Great thanks! Yes, my final goal would be to enable the AI to either answer the question from a certain subset of the files or do comparisons between these subsets.
For example the list of the sources would include similar documents from different business units. The user could then ask the AI to just include documents from certain business unit or to make comparisons between them. The first use-case would probably be easier to implement by restricting the initial search to only a certain subset of the documents, but the latter one would probably require tuning quite heavily the system prompt. This restricting the answer to be generated only from one file was the starting point of this tuning
Have you heard of LangChain btw? You sound like you’re probably handling this for a business more so than play, but I would look into the framework regardless, because it might help simplify your end-goal with your project here by a significant degree. LangChain is designed for use cases like these. It makes organizing and working with different groups of docs or vectors far, far less of a headache while also allowing you to create prompt templates. For example, you could take my above prompt, turn your doc name into a variable like {this}, and now you have a way to get the AI to pull from whatever single source you want to put there.
What you bold seems like the source of your failure.
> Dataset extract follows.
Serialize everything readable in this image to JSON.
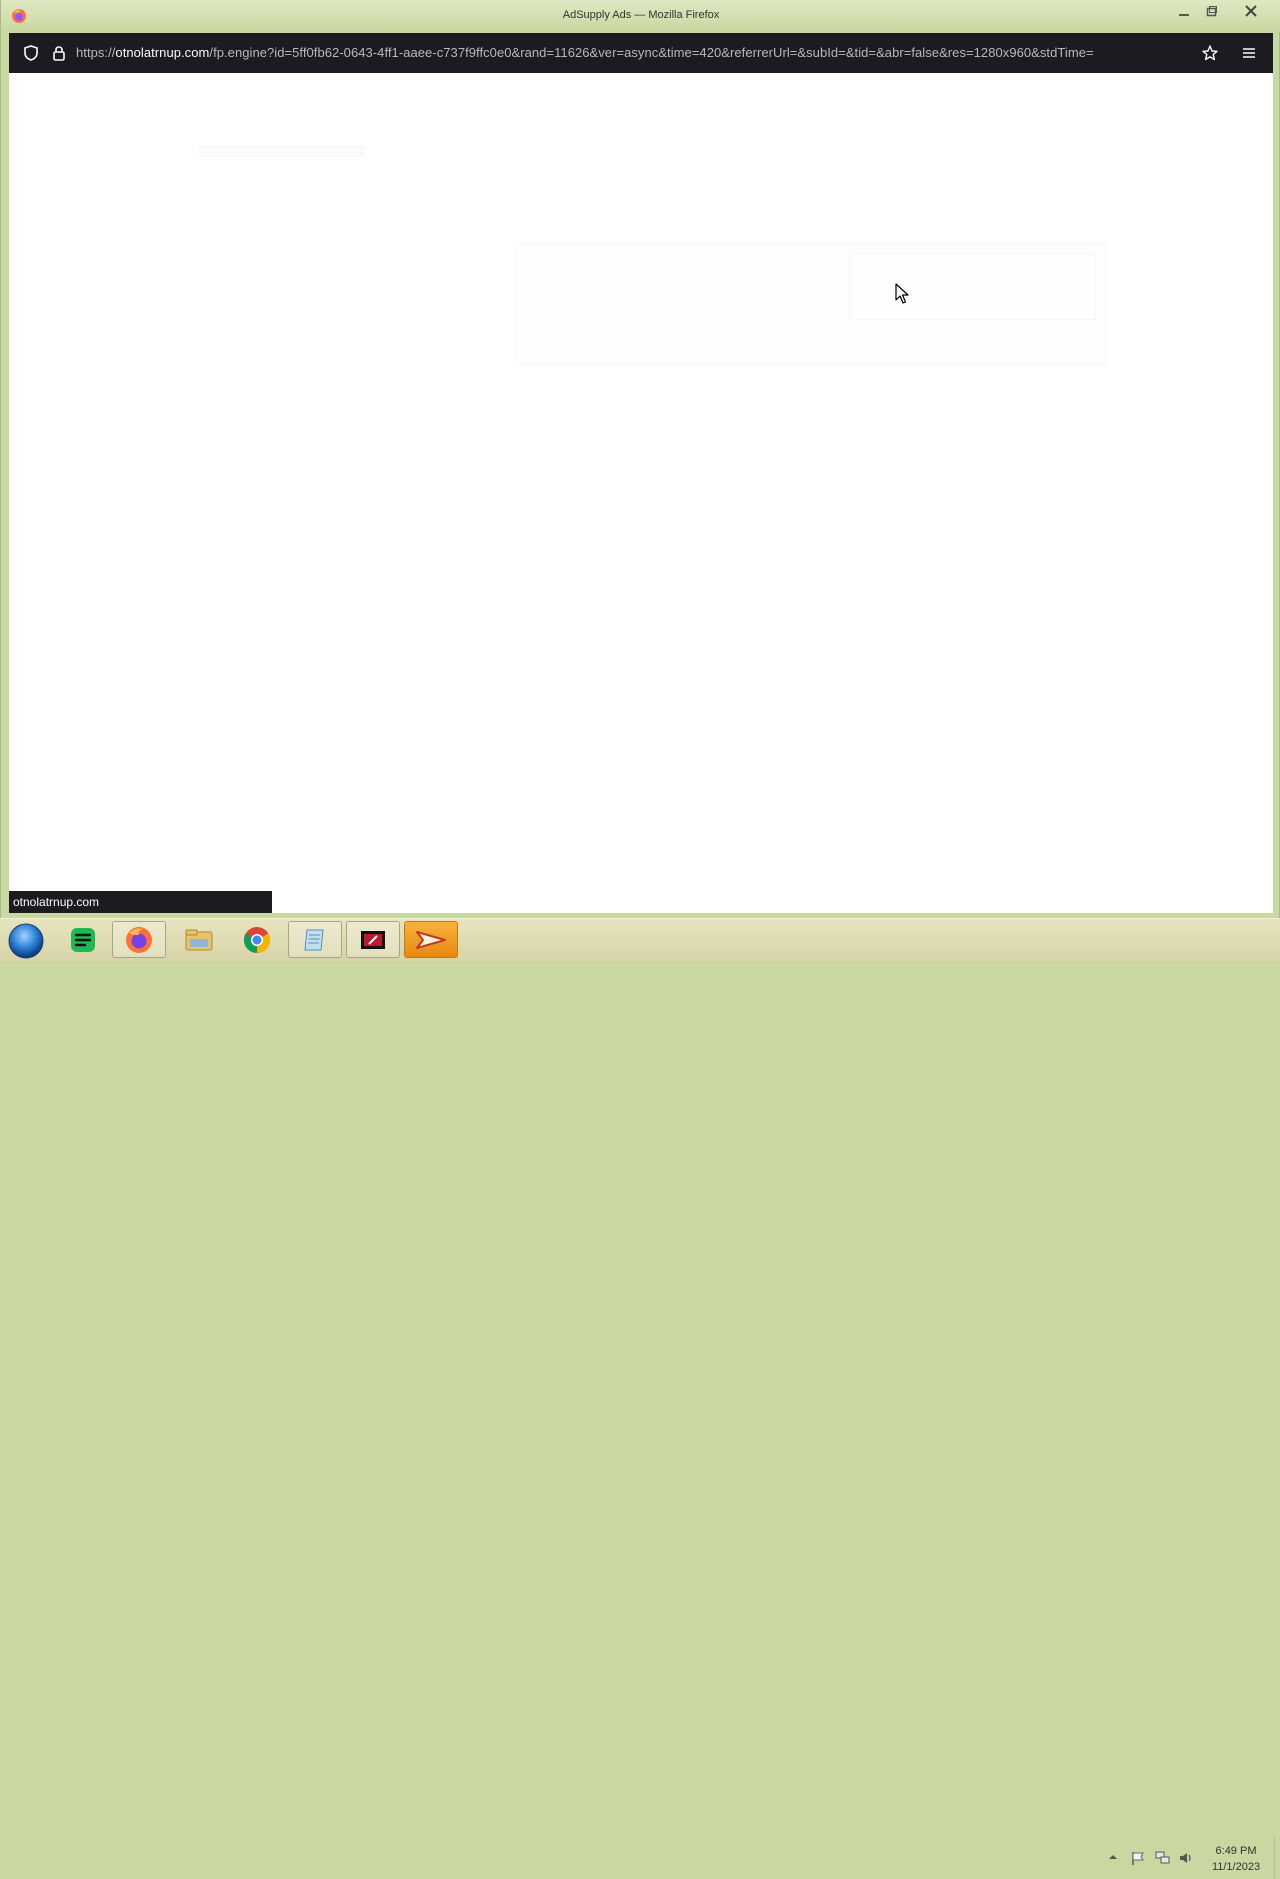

Cognitive search results (embeddings) returns chunks of documents. It doesn’t include the source of a segment of text with the verbosity needed to say “I don’t know” - unless you have specifically augmented the return with metadata text yourself.
Also, “sources” should not mention (or be) “below”. They should be provided in an assistant role above the current user question upon which their search was based, and will work best with prefix like “Knowledge augmentation relevant to the following question”.
But expecting the AI to follow system message programming for its job and role is now something that you cannot expect to work reliably, as OpenAI apparent policy is continually attacking developers with reduced instruction-following model updates for any product that tries to be smarter than ChatGPT.